In Apna Sapna Money Money, Suniel Shetty as inspector Namane maarofies a cracko dialogue "Jitna tumlog ka TDS katta hai na, utna hi pagaar hota hai policewale ka".
Now cut to Dhoom 2. Ghatkopare se Lee Cooper is cinematic liberty but Armani and Gucci ki bachhi? Thats what irks you at every scene in Dhoom 2. Yes Aditya Chopra mandated that every scene should look so stylish that viewers forget storyline, characterization and the price they paid for the expensive popcorn. Thats the problem with Yash Raj studios. Like a hungry high tide, they try to swamp you with their dirt claiming it to be exciting thrill ride.
Yes it has an ensemble cast. Hrithik and Ash ki jodi. Hrithik as the thief who leaves his initials behind . Ash as his willing basket ball playing accomplice ( these are the scenes just inserted for the cool factor ... two thieves playing basket ball in designer clothes while it is raining). Abhishek is there in the movie just for the continuity claps from Dhoom 1. In fact he looks every inch a chor with his beard. I mean the line between a stubble and a beard is not so thin, right? Bipasha Basu not one but 2. One a Lara Croft type policewoman the other a bikini clad bartender in Brazil. How convenient to write a screenplay.
There is not much to write as a story. Hrithik robs in various disguises, Ash joins him after a heist, Abhishek scratches his stubble and chases, the chimp follows. In case you forgot I am talking about Uday Chopra. To be fair, he is the only guy who provides some comic relief in this movie. Ash looks superhot revealing parts of her anatomy that were earlier locked in ghagras and gowns. Why not have a photoshoot rather than making a movie. But do not be fooled by the Yashraj hype machine to think she lost weight for this movie, it was for her forthcoming English movie with Colin Firth titled the Last Legion.

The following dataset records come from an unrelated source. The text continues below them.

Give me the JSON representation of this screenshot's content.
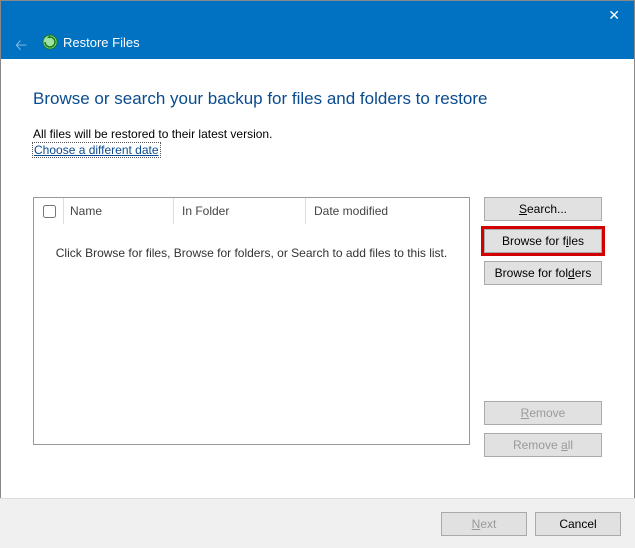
{
  "titlebar": {
    "title": "Restore Files"
  },
  "page": {
    "heading": "Browse or search your backup for files and folders to restore",
    "subline": "All files will be restored to their latest version.",
    "link": "Choose a different date"
  },
  "list": {
    "columns": {
      "name": "Name",
      "folder": "In Folder",
      "modified": "Date modified"
    },
    "empty_hint": "Click Browse for files, Browse for folders, or Search to add files to this list."
  },
  "side": {
    "search": "Search...",
    "browse_files": "Browse for files",
    "browse_folders": "Browse for folders",
    "remove": "Remove",
    "remove_all": "Remove all"
  },
  "footer": {
    "next": "Next",
    "cancel": "Cancel"
  }
}
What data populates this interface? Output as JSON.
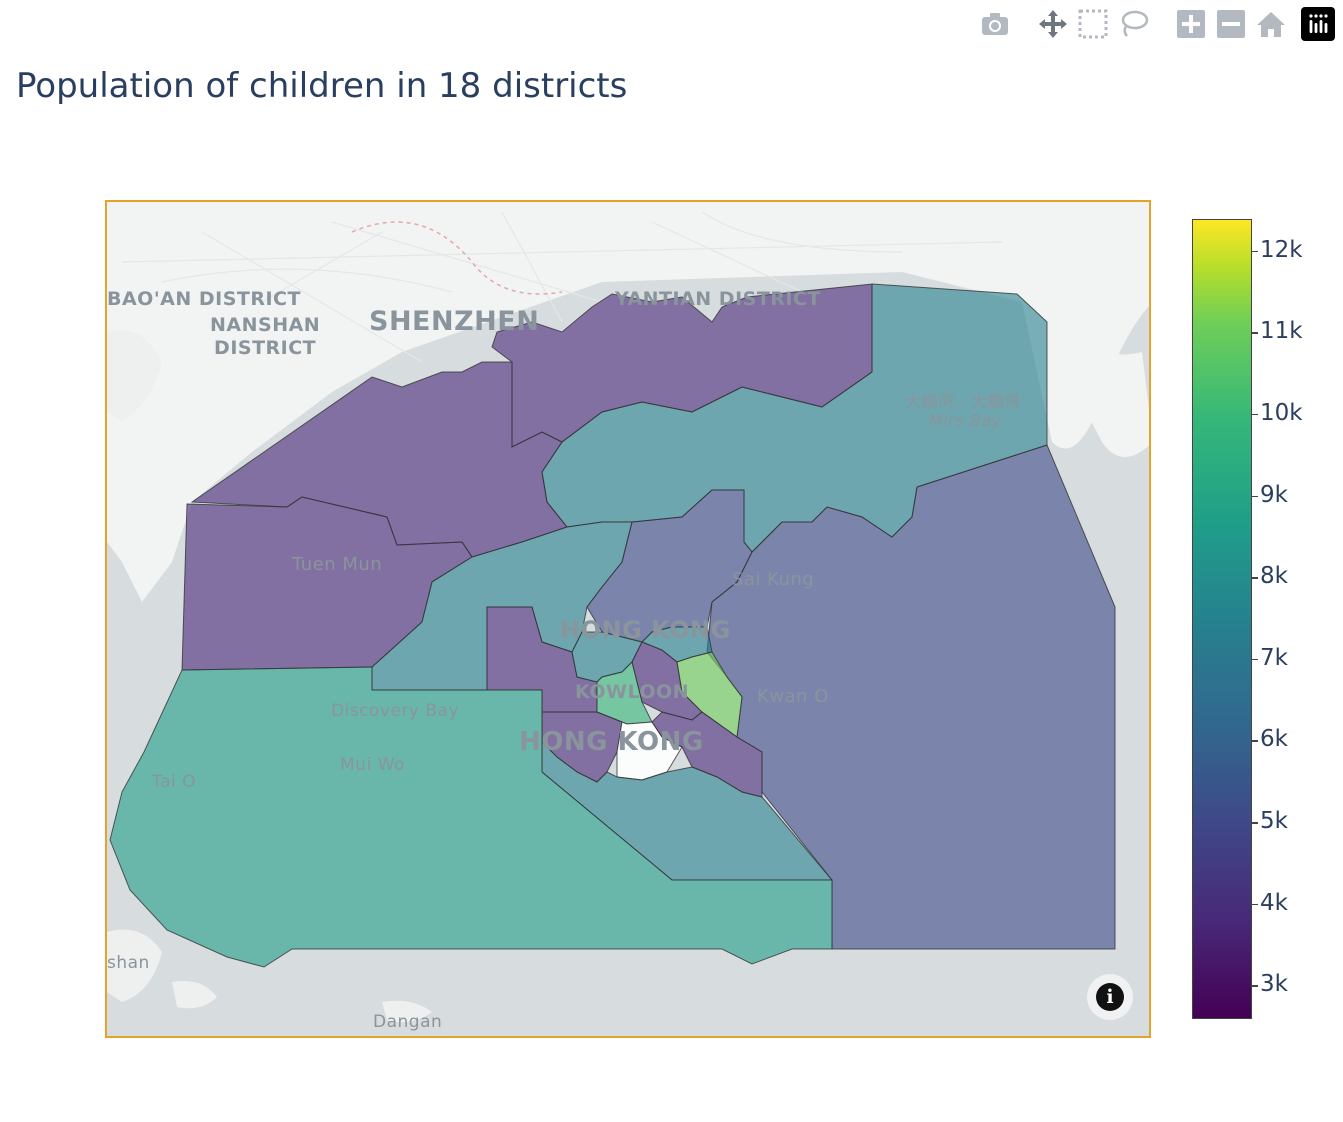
{
  "title": "Population of children in 18 districts",
  "modebar": [
    {
      "name": "camera-icon",
      "label": "Download plot as a png"
    },
    {
      "name": "pan-icon",
      "label": "Pan"
    },
    {
      "name": "box-select-icon",
      "label": "Box Select"
    },
    {
      "name": "lasso-select-icon",
      "label": "Lasso Select"
    },
    {
      "name": "zoom-in-icon",
      "label": "Zoom in"
    },
    {
      "name": "zoom-out-icon",
      "label": "Zoom out"
    },
    {
      "name": "home-icon",
      "label": "Reset view"
    },
    {
      "name": "plotly-logo-icon",
      "label": "Produced with Plotly"
    }
  ],
  "map": {
    "labels": {
      "baoan": "BAO'AN DISTRICT",
      "nanshan": "NANSHAN\nDISTRICT",
      "shenzhen": "SHENZHEN",
      "yantian": "YANTIAN DISTRICT",
      "mirs_cn": "大鵬湾 · 大鵬灣",
      "mirs": "Mirs Bay",
      "tuen_mun": "Tuen Mun",
      "sai_kung": "Sai Kung",
      "hong_kong_1": "HONG KONG",
      "kowloon": "KOWLOON",
      "kwan_o": "Kwan O",
      "discovery_bay": "Discovery Bay",
      "hong_kong_2": "HONG KONG",
      "mui_wo": "Mui Wo",
      "tai_o": "Tai O",
      "shan": "shan",
      "dangan": "Dangan"
    },
    "info_icon": "info-icon"
  },
  "colorbar": {
    "colorscale": "Viridis",
    "range": [
      2600,
      12400
    ],
    "ticks": [
      "12k",
      "11k",
      "10k",
      "9k",
      "8k",
      "7k",
      "6k",
      "5k",
      "4k",
      "3k"
    ],
    "colors": [
      "#440154",
      "#482878",
      "#3e4a89",
      "#31688e",
      "#26828e",
      "#1f9e89",
      "#35b779",
      "#6ece58",
      "#b5de2b",
      "#fde725"
    ]
  }
}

Lastly Hrithik. Yes sir, you are extremely handsome, have a physique to die for and dance like a dream. But aisa combination to India ne kabhi dekha nahi hai baap. The same reason why you cannot do any normal hero role. You cannot cry at a heroine's marriage begging her to marry you, you cannot look emotional enough for a mom's aarti nor can you look the boy next door who represents the common aspirations of millions of Indians. Better luck as an ambassador of Armani rather than Andheri.